As more leaders within the manufacturing and distribution industries recognise the opportunity of AI in supercharging the ERP, we’re exploring the tangible benefits of this combination.
Imagine it was possible to predict when machinery parts would need to be repaired or replaced before any sign of damage: ultimately, the outcome would be less breakdowns through proactive action. Through the use of sensors equipped with their own IP addresses, machine learning software can be deployed to detect patterns in the data set of an entire production floor - the data that is collected by an advanced ERP. For companies who suffer lost sales thanks to machinery breakdowns, AI & Cloud ERP are a match made in heaven.
For most business owners, choosing the right supplier can be a minefield. However, by integrating machine learning algorithms into a track-and-trace application, organisations can easily identify which supplier has a consistent record for delivering high-quality products and which will pose a risk. Once again, the in-depth analysis and ability to find patterns in diverse data sets makes machine learning a key component in driving efficiency.
In harnessing the capabilities of machine learning programs, Cloud ERP providers could create a self-learning platform that has eyes and ears in every area of the business. With a cloud-based infrastructure that combines core Web Services, apps and real-time data monitoring, information can quickly be digested and assessed by machine learning algorithms.
In turn, the speed at which the entire system learns is significantly accelerated. Naturally, effective integration with the many suppliers and buyer systems outside the business would require APIs and Web Services in order to deliver advanced insight from the mountains of data they have generated.

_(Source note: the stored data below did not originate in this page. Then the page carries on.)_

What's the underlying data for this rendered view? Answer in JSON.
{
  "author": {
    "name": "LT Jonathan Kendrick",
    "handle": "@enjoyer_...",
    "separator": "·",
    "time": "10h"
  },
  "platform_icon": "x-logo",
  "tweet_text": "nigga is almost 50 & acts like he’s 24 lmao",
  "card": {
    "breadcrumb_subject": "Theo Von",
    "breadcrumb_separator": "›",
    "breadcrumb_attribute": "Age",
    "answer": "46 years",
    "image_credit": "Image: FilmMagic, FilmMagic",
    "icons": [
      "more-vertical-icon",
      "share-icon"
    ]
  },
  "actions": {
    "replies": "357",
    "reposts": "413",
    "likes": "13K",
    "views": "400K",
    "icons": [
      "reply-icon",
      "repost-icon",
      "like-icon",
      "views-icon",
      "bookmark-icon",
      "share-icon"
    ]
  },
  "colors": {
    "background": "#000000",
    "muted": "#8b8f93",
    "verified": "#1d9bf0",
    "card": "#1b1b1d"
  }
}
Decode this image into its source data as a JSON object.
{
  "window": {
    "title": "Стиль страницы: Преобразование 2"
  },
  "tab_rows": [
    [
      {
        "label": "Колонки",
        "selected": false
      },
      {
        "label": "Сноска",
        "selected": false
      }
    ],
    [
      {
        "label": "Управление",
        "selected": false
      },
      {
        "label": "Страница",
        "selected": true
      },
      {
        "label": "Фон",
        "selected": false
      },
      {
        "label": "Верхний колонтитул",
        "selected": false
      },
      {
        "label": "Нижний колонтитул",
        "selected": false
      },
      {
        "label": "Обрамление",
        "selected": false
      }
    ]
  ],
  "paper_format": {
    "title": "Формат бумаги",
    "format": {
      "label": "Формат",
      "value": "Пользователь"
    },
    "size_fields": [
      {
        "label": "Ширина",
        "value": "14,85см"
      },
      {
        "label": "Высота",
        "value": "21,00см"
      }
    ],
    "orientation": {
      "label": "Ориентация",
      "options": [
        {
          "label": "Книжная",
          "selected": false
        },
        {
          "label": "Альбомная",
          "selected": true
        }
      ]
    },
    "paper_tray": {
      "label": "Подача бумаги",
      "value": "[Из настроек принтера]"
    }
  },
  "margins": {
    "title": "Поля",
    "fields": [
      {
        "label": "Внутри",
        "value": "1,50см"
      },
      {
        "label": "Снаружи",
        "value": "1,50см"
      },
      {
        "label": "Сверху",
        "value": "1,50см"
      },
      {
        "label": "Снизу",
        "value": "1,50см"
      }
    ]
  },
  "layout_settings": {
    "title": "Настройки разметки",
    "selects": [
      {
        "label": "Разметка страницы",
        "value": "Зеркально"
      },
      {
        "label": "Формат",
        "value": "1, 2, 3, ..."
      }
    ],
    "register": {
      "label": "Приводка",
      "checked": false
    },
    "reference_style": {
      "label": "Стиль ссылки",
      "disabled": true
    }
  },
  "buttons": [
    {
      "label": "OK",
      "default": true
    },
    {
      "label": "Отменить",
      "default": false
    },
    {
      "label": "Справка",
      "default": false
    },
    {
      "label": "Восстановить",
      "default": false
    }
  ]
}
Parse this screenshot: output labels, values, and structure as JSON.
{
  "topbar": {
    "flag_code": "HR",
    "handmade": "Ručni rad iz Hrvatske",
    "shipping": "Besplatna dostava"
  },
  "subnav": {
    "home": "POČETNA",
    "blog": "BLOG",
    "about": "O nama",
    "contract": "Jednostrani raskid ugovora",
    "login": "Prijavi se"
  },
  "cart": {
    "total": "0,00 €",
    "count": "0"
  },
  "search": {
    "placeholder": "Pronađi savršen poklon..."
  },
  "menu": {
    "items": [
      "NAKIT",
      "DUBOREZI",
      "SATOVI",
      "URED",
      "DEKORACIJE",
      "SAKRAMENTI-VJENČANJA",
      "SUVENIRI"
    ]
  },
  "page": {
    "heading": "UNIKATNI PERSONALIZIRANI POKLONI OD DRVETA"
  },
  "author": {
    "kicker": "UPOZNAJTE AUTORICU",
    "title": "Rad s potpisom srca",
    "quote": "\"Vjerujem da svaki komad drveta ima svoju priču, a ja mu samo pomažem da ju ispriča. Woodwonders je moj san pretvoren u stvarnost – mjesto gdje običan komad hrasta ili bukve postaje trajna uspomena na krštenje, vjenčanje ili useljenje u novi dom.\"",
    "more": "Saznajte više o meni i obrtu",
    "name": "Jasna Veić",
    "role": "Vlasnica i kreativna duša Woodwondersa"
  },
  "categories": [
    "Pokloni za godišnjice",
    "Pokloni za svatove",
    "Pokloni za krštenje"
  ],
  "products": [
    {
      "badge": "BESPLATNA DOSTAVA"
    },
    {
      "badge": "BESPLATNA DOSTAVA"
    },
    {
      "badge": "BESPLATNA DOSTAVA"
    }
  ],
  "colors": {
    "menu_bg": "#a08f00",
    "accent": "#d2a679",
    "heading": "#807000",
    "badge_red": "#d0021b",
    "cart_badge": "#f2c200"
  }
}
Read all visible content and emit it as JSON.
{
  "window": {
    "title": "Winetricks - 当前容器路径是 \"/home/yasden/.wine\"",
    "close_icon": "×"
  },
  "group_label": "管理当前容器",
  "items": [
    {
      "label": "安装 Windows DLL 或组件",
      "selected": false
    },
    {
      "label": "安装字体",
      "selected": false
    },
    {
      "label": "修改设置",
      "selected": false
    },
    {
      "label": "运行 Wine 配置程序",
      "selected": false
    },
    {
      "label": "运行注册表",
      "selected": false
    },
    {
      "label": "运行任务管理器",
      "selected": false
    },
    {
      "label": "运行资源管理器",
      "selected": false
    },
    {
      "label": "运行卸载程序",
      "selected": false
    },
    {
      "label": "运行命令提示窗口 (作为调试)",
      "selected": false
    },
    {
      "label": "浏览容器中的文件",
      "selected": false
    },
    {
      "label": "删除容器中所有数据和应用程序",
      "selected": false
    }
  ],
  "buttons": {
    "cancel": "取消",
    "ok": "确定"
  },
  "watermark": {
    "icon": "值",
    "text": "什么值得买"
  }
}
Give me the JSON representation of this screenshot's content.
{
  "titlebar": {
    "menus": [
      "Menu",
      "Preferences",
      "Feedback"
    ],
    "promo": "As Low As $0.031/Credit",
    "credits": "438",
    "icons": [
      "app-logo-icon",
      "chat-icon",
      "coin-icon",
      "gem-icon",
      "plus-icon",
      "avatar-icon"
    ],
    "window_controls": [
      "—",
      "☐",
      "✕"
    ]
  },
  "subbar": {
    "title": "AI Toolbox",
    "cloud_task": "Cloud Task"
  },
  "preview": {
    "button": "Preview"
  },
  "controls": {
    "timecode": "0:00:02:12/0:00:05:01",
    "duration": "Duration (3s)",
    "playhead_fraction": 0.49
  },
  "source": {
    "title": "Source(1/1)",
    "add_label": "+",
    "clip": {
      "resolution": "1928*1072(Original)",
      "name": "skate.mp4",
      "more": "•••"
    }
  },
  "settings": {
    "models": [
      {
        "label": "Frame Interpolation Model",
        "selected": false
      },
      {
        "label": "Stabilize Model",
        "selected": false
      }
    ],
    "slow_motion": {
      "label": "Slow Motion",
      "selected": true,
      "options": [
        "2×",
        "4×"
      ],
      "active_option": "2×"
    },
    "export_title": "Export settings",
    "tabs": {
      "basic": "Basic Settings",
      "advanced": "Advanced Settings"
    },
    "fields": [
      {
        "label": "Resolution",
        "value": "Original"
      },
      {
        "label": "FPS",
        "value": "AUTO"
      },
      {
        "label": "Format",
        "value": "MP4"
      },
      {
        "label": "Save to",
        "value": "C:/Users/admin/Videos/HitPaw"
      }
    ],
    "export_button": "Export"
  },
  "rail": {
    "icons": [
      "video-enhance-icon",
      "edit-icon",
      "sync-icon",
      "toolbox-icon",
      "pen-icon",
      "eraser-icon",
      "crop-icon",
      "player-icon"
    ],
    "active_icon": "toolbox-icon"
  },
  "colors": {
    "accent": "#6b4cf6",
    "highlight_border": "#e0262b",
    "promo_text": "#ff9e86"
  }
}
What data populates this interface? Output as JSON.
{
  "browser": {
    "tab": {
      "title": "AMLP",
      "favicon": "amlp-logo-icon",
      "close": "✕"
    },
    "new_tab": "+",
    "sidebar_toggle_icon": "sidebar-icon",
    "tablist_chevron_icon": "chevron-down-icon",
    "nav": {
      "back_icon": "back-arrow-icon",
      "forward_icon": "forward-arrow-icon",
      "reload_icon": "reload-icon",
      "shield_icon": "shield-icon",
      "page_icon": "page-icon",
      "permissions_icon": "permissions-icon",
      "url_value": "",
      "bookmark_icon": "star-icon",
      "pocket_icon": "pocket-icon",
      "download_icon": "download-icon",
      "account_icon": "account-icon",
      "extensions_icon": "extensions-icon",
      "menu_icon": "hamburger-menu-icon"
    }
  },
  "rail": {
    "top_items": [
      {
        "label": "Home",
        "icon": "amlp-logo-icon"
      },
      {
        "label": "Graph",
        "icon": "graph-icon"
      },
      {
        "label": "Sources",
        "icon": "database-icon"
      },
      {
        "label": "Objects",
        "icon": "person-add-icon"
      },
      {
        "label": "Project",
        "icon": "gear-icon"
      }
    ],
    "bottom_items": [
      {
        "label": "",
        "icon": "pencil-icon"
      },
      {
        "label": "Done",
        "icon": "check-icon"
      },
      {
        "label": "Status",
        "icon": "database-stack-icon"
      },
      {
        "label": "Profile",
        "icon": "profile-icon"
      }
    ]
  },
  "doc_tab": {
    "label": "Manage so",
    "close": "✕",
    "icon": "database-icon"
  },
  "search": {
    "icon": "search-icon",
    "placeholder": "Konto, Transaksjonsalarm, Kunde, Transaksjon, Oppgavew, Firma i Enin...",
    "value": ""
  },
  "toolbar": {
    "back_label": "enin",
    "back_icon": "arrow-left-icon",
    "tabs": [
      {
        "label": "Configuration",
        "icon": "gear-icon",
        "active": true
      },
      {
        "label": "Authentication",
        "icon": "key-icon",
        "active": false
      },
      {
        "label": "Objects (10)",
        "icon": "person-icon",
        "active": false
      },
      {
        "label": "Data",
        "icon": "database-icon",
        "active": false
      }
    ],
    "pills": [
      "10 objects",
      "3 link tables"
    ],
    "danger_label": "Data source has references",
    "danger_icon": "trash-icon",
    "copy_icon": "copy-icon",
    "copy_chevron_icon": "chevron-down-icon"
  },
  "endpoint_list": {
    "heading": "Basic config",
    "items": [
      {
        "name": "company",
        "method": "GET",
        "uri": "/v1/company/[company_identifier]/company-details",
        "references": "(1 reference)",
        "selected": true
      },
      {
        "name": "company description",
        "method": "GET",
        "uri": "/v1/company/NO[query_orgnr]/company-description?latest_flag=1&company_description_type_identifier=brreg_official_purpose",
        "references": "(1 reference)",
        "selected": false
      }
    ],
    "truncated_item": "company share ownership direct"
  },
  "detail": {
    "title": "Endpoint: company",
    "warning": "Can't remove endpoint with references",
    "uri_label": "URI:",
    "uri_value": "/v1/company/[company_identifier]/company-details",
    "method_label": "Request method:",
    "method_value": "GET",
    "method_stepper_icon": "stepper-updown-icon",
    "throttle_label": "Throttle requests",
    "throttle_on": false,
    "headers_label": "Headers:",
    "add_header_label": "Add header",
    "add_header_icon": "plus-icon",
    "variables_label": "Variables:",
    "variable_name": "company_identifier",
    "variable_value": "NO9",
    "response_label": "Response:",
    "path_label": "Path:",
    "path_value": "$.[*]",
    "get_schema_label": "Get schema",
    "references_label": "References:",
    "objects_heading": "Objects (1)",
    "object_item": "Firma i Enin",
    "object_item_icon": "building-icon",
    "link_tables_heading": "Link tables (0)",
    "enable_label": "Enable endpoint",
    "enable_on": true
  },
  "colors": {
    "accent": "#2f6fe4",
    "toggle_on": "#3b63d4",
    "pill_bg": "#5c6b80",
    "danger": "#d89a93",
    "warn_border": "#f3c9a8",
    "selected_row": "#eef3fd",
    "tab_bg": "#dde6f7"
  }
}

When a Cloud ERP is effectively transformed into continually-learning knowledge system, manufacturers are able to gain previously inaccessible insight into the OEE performance across their shop floors. Monitoring of real-time health data from machinery and other production assets will enable manufacturers to pinpoint key areas for improvement in advance, thus extending the life of equipment and reducing manufacturing costs.
If Cloud ERP platforms could use production incident reports to predict production problems on assembly lines, manufacturers could benefit from reduced risk of production slowdown or the discontinuing of a line altogether. Thanks to quantum leaps in machine learning, this is fast becoming a possibility. According to Forbes, an aircraft manufacturer is already using predictive modelling in conjunction with machine learning to compare past incident reports.
Cloud ERP systems are uniquely placed to scale across the entire product lifecycle, collecting data from production to point of sale. By introducing machine learning algorithms, this wealth of real-time information can be capitalised by manufacturers seeking quick design wins. The more an algorithm learns from inspection, quality control, Return Material Authorisation (RMA) and product failure data, the easier it becomes for manufacturers to improve the quality of their products and reduce time to market.
As well as improving product quality, an AI-fuelled Cloud ERP system could soon allow manufacturers to fine-tune their demand forecasting accuracy and drive enhanced collaboration with suppliers - all thanks to insights generated from machine learning-based predictive models.
Though commonly used to order food, check the weather forecast and send text messages, virtual assistants such as Apple’s Siri and Amazon’s Alexa have shown potential in redefining a number of key areas within manufacturing operations. If modified, voice agents can be used to provide contextual guidance to those carrying out complex or repetitive tasks to reduce the risk of errors and bring down time to market. Considering the success of voice pick-by-voice systems, the introduction of virtual assistants to manufacturing could prove revolutionary in improving the efficiency of production workers.
Cloud ERP providers must consider the role they will play in closing the configuration gap that currently exists between the various systems used throughout the organisation: from the ERP itself to PLM, CAD and CRM solutions. Fortunately, the combination of Cloud ERP and AI capabilities could be the key to creating a single view of product configurations through their entire lifecycle. By enabling configuration lifecycle management, these advanced systems will help to relieve the current conflicts between how products are designed with CAD and PLM, how they are built with an ERP and how they are promoted and sold with a CRM.
If they are to capitalise on the vast streams of data created by devices within the IoT ecosystem, Cloud ERP solutions must design in support at the data structure level. By taking advantage of IoT based data and using machine learning algorithms to analyse, aggregate and learn from it, the intelligence gap that many companies suffer today can be quickly bridged as they pursue new business models.